Short sale to stop a foreclosure.

Home prices that have decreased to less than the principal due on the mortgage are given rise to an alternative method to stop foreclosures. This option can help people get out of homes that they can no longer afford or pay the mortgage on. The alternative is called a short sale.

A few years ago, when the economy was stronger and when home prices were rising fairly rapidly, people who fell behind on their mortgage, or lost a job, they could sell their home and moved on to something they could afford. Now, rapidly declining home values mean that many families can't sell their house for enough to pay off the mortgage. In these cases, what is called a short sale is an attractive alternative.

What is a short sale?

When you sell your home, the mortgage lender will agree to accept less than the current mortgage balance as payment in full for the outstanding loan. This will generally agree to this because it's a less costly route for the lender than the foreclosure process. While both a short sale and a foreclosure will result in losses for the lender, with a foreclosure the lender now owns the home, has more risk, and they now have the added costs of both maintaining, owning, and selling homes. For the homeowner, short sales help the homeowner by, among other things, they do not have to face the embarrassment of eviction and foreclosure.

Short sale refinancing

More banks and lenders are offering struggling borrowers this option. It allows the borrower to refinance their current loan into a new mortgage. So instead of the home being sold by the homeowner or bank, the existing loan will be refinanced with a new lender, thereby reducing the principal balance and lowering the monthly payment. Read more on the short sale refinance option.
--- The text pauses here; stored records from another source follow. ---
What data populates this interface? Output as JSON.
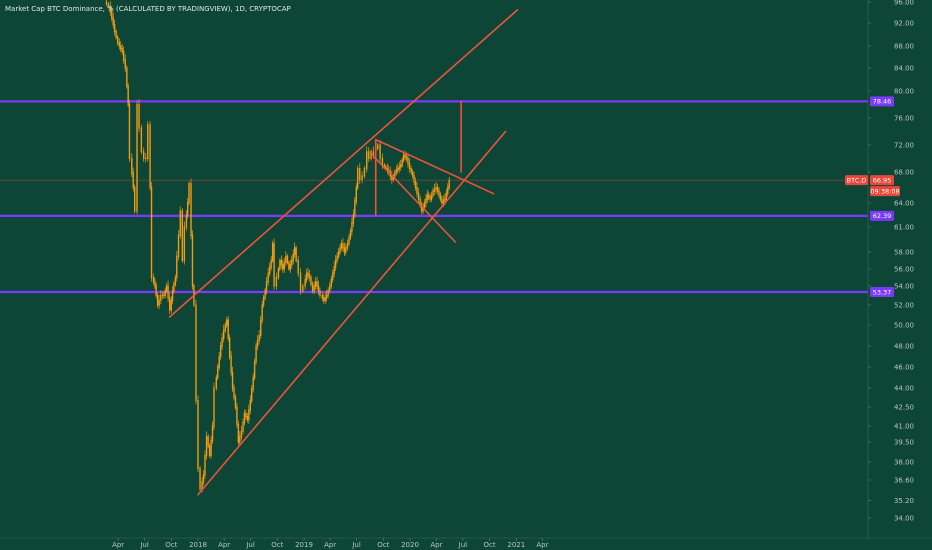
{
  "chart_data": {
    "type": "candlestick",
    "title": "Market Cap BTC Dominance, % (CALCULATED BY TRADINGVIEW), 1D, CRYPTOCAP",
    "symbol": "BTC.D",
    "last_value": "66.95",
    "countdown": "09:38:08",
    "grid": false,
    "colors": {
      "background": "#0d4636",
      "candles": "#f39c12",
      "trendlines": "#f0523a",
      "levels": "#7b3bff",
      "last_price": "#e8473a",
      "axis_text": "#b9c4c0"
    },
    "y_axis": {
      "position": "right",
      "ticks": [
        "34.00",
        "35.20",
        "36.60",
        "38.00",
        "39.50",
        "41.00",
        "42.50",
        "44.00",
        "46.00",
        "48.00",
        "50.00",
        "52.00",
        "54.00",
        "56.00",
        "58.00",
        "61.00",
        "64.00",
        "68.00",
        "72.00",
        "76.00",
        "80.00",
        "84.00",
        "88.00",
        "92.00",
        "96.00"
      ]
    },
    "x_axis": {
      "ticks": [
        "Apr",
        "Jul",
        "Oct",
        "2018",
        "Apr",
        "Jul",
        "Oct",
        "2019",
        "Apr",
        "Jul",
        "Oct",
        "2020",
        "Apr",
        "Jul",
        "Oct",
        "2021",
        "Apr"
      ]
    },
    "horizontal_levels": [
      {
        "value": 78.46,
        "label": "78.46"
      },
      {
        "value": 62.39,
        "label": "62.39"
      },
      {
        "value": 53.37,
        "label": "53.37"
      }
    ],
    "series": [
      {
        "name": "BTC.D",
        "points": [
          [
            "2017-02-20",
            96.0
          ],
          [
            "2017-03-05",
            95.2
          ],
          [
            "2017-03-15",
            93.0
          ],
          [
            "2017-03-25",
            90.5
          ],
          [
            "2017-04-05",
            88.5
          ],
          [
            "2017-04-20",
            87.0
          ],
          [
            "2017-05-01",
            84.0
          ],
          [
            "2017-05-10",
            78.0
          ],
          [
            "2017-05-18",
            70.0
          ],
          [
            "2017-05-28",
            66.0
          ],
          [
            "2017-06-05",
            63.0
          ],
          [
            "2017-06-12",
            78.0
          ],
          [
            "2017-06-20",
            74.5
          ],
          [
            "2017-06-28",
            71.0
          ],
          [
            "2017-07-05",
            70.0
          ],
          [
            "2017-07-12",
            70.0
          ],
          [
            "2017-07-20",
            75.0
          ],
          [
            "2017-07-25",
            66.0
          ],
          [
            "2017-08-01",
            55.0
          ],
          [
            "2017-08-10",
            54.0
          ],
          [
            "2017-08-20",
            52.0
          ],
          [
            "2017-09-01",
            53.0
          ],
          [
            "2017-09-10",
            53.0
          ],
          [
            "2017-09-20",
            54.0
          ],
          [
            "2017-10-01",
            51.5
          ],
          [
            "2017-10-10",
            53.5
          ],
          [
            "2017-10-20",
            55.0
          ],
          [
            "2017-11-01",
            60.0
          ],
          [
            "2017-11-08",
            63.0
          ],
          [
            "2017-11-15",
            57.0
          ],
          [
            "2017-11-22",
            61.0
          ],
          [
            "2017-12-01",
            64.0
          ],
          [
            "2017-12-08",
            66.5
          ],
          [
            "2017-12-13",
            60.0
          ],
          [
            "2017-12-18",
            54.0
          ],
          [
            "2017-12-25",
            52.0
          ],
          [
            "2018-01-01",
            43.0
          ],
          [
            "2018-01-08",
            37.5
          ],
          [
            "2018-01-15",
            36.0
          ],
          [
            "2018-01-25",
            37.0
          ],
          [
            "2018-02-05",
            40.0
          ],
          [
            "2018-02-15",
            38.5
          ],
          [
            "2018-02-25",
            41.0
          ],
          [
            "2018-03-05",
            44.0
          ],
          [
            "2018-03-15",
            46.0
          ],
          [
            "2018-03-25",
            48.0
          ],
          [
            "2018-04-05",
            49.5
          ],
          [
            "2018-04-15",
            50.5
          ],
          [
            "2018-04-25",
            47.0
          ],
          [
            "2018-05-05",
            44.0
          ],
          [
            "2018-05-15",
            42.5
          ],
          [
            "2018-05-25",
            39.5
          ],
          [
            "2018-06-05",
            40.5
          ],
          [
            "2018-06-15",
            42.0
          ],
          [
            "2018-06-25",
            41.5
          ],
          [
            "2018-07-05",
            43.0
          ],
          [
            "2018-07-15",
            45.0
          ],
          [
            "2018-07-25",
            48.0
          ],
          [
            "2018-08-05",
            49.0
          ],
          [
            "2018-08-15",
            52.0
          ],
          [
            "2018-08-25",
            53.5
          ],
          [
            "2018-09-05",
            55.5
          ],
          [
            "2018-09-15",
            57.0
          ],
          [
            "2018-09-20",
            59.0
          ],
          [
            "2018-09-28",
            54.0
          ],
          [
            "2018-10-05",
            55.0
          ],
          [
            "2018-10-15",
            57.0
          ],
          [
            "2018-10-25",
            56.0
          ],
          [
            "2018-11-05",
            57.5
          ],
          [
            "2018-11-15",
            56.0
          ],
          [
            "2018-11-25",
            57.0
          ],
          [
            "2018-12-05",
            58.5
          ],
          [
            "2018-12-12",
            57.0
          ],
          [
            "2018-12-20",
            55.5
          ],
          [
            "2018-12-28",
            53.5
          ],
          [
            "2019-01-05",
            54.0
          ],
          [
            "2019-01-15",
            55.5
          ],
          [
            "2019-01-25",
            55.0
          ],
          [
            "2019-02-05",
            53.5
          ],
          [
            "2019-02-15",
            54.5
          ],
          [
            "2019-02-25",
            53.5
          ],
          [
            "2019-03-05",
            53.0
          ],
          [
            "2019-03-15",
            52.5
          ],
          [
            "2019-03-25",
            53.0
          ],
          [
            "2019-04-05",
            54.0
          ],
          [
            "2019-04-15",
            55.5
          ],
          [
            "2019-04-25",
            57.0
          ],
          [
            "2019-05-05",
            58.0
          ],
          [
            "2019-05-15",
            59.0
          ],
          [
            "2019-05-25",
            58.0
          ],
          [
            "2019-06-05",
            59.0
          ],
          [
            "2019-06-15",
            60.5
          ],
          [
            "2019-06-25",
            62.5
          ],
          [
            "2019-07-05",
            66.0
          ],
          [
            "2019-07-12",
            68.5
          ],
          [
            "2019-07-20",
            67.0
          ],
          [
            "2019-07-28",
            67.5
          ],
          [
            "2019-08-05",
            68.5
          ],
          [
            "2019-08-12",
            71.0
          ],
          [
            "2019-08-20",
            70.0
          ],
          [
            "2019-08-28",
            71.0
          ],
          [
            "2019-09-05",
            70.5
          ],
          [
            "2019-09-12",
            71.5
          ],
          [
            "2019-09-20",
            72.0
          ],
          [
            "2019-09-28",
            70.0
          ],
          [
            "2019-10-05",
            69.0
          ],
          [
            "2019-10-15",
            68.5
          ],
          [
            "2019-10-25",
            68.0
          ],
          [
            "2019-11-05",
            67.0
          ],
          [
            "2019-11-15",
            68.0
          ],
          [
            "2019-11-25",
            68.5
          ],
          [
            "2019-12-05",
            69.0
          ],
          [
            "2019-12-15",
            70.5
          ],
          [
            "2019-12-25",
            70.0
          ],
          [
            "2020-01-05",
            68.5
          ],
          [
            "2020-01-15",
            67.5
          ],
          [
            "2020-01-25",
            66.0
          ],
          [
            "2020-02-05",
            64.5
          ],
          [
            "2020-02-15",
            63.0
          ],
          [
            "2020-02-25",
            64.0
          ],
          [
            "2020-03-05",
            65.0
          ],
          [
            "2020-03-15",
            64.5
          ],
          [
            "2020-03-25",
            65.5
          ],
          [
            "2020-04-05",
            66.0
          ],
          [
            "2020-04-15",
            65.0
          ],
          [
            "2020-04-25",
            64.0
          ],
          [
            "2020-05-05",
            64.5
          ],
          [
            "2020-05-15",
            66.0
          ],
          [
            "2020-05-22",
            66.95
          ]
        ]
      }
    ],
    "trendlines": [
      {
        "from": [
          "2017-09-25",
          50.8
        ],
        "to": [
          "2021-01-05",
          94.5
        ]
      },
      {
        "from": [
          "2018-01-01",
          35.6
        ],
        "to": [
          "2020-11-25",
          74.0
        ]
      },
      {
        "from": [
          "2019-09-05",
          72.8
        ],
        "to": [
          "2020-10-15",
          65.2
        ]
      },
      {
        "from": [
          "2019-08-25",
          70.5
        ],
        "to": [
          "2020-06-05",
          59.2
        ]
      },
      {
        "from": [
          "2019-09-05",
          72.8
        ],
        "to": [
          "2019-09-05",
          62.5
        ]
      },
      {
        "from": [
          "2020-06-25",
          78.46
        ],
        "to": [
          "2020-06-25",
          68.0
        ]
      }
    ]
  }
}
Will a short sale damage my credit?

Yes, but by how much depends. While a short sale will damage a person's credit score, Fair Issacs, who is the “keeper” of the widely used FICO credit score rating system, says the impact to someone’s credit score depends on other factors as well, such as the composition of the individual's credit profile, status of other bills and debts, and more. Find out how to improve credit ratings.

 

 

 

 

Wells Fargo, which recently acquired Charlotte's Wachovia, is one of the nation's largest mortgage lenders and servicers and is a major player in the real estate market. Wells Fargo’s approved short sales have tripled in the last one and a half years as home prices have declined as unemployment has risen. Find other Wells Fargo mortgage help. More.

Number of short sales transactions

Short sales usually are not well publicized, so it is hard to get an accurate count. Unlike foreclosures, there also are no standard or consistent reporting of short sales in public records. However, Realtors across the country say they've seen an increase in their local markets. Unexpected bills, job loss, unexpected job transfers, all combined with falling home prices are the primary drivers of short sales. Many lenders are also experiencing benefits by offering this alternative.

One unofficial study says that nationwide, short sales are up about 20 percent in the past six months. But that number may be low. This number is based on figures collected from mortgage servicers by a multi state foreclosure prevention group Pearce.

 

 

 

Does the government support this option?

They do now. The federal government has unveiled a plan that will help homeowners through the short sale process. It encourages, and rewards, both lenders and homeowners to participate in this program by provided cash incentives and other assistance. Read more on the government short sale program.

Home closing can take longer

One of the big drawbacks to short sales is the added red tape means that closing a deal can take months, which is sometimes becoming a potential turnoff for buyers, sellers, and even the real estate agents. However the process is become more streamlines and is starting to quicken, Find other ways to delay a foreclosure filing. More.

Short sales take longer to close because everyone being short changed and potentially losing money must approve the deals. Some of the parties impacted include the mortgage holder, investors, banks, and others with liens such as home equity loans. Sometimes it can even be difficult to identify all of these organizations. These different parties may need to negotiate among themselves on how much of the loss each party will accept to close the deal, which also slows down the process.